Entretien avec François Gipouloux : «L'Asie maritime est l'une des matrices de l'histoire mondiale»

L’Asie a elle aussi eu sa Méditerranée, soutient le géographe François Gipouloux. Les réseaux marchands chinois s’appuyaient naguère sur des comptoirs commerciaux maritimes, ils s’appuient aujourd’hui sur les villes côtières de l’Asie orientale, l’une des matrices de la mondialisation.

Vous proposez un rapprochement entre la Méditerranée de Fernand Braudel, espace d’échanges économiques et berceau du capitalisme, et le corridor maritime de l’Asie de l’Est au XVIe siècle. Que peut-on en apprendre ?

Du XVIe au XVIIIe siècle, l’Asie maritime a constitué un espace économique relativement intégré, parcouru par des flux de marchandises et d’argent. Ses pôles en étaient, non des villes comme en Europe, mais des comptoirs commerciaux maritimes : Malacca, Patani, Hoi Anh, Banten, puis plus tard Nagasaki, Macao et Manille. Des communautés chinoises, souvent originaires du Fujian, en étaient les agents principaux, sans oublier toutefois les marchands japonais établis outremer, au Siam et au Tonkin par exemple. À ce maillage ancien et efficace se superposent par la suite des réseaux marchands européens, portugais, espagnols, puis néerlandais et britanniques. Ceux-ci entreront en conflit avec une organisation commerciale asiatique qui s’était avérée efficace et pérenne.

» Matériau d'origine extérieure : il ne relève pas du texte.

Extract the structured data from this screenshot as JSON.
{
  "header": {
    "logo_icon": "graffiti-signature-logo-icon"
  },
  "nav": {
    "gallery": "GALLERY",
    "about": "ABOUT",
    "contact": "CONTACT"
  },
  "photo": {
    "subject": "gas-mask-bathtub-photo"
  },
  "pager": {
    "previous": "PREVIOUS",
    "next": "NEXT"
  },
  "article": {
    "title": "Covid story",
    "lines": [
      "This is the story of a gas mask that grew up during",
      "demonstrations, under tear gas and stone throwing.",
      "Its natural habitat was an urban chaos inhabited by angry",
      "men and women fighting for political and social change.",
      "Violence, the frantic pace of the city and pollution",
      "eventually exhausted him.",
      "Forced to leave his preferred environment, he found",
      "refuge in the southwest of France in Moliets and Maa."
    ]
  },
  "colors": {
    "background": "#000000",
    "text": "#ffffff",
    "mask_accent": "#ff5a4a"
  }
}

Un tel rapprochement nous montre que l’histoire mondiale a eu plusieurs matrices : la Méditerranée certes, mais aussi l’Asie maritime. Des instruments fondamentaux pour le développement du capitalisme et de l’économie en général se sont forgés là, en dehors des États, comme la distinction des responsabilités, au sein des entreprises commerciales, entre l’investisseur et l’opérateur, ou certains mécanismes de mobilisation des capitaux. Les relations entre Europe et Asie doivent être analysées sous l’angle d’une forte interaction, plus que d’une simple expansion européenne. Le commerce de l’argent a par exemple constitué la matrice de la première mondialisation, au XVIe siècle. La Chine était le premier acquéreur de métal blanc, l’Amérique espagnole (Mexique et Pérou) en était le fournisseur essentiel, avec il est vrai le Japon. Les Européens n’ont été ici que des intermédiaires, vendant de l’argent en Asie contre de l’or, qu’ils revendaient en Europe à un cours beaucoup plus rémunérateur.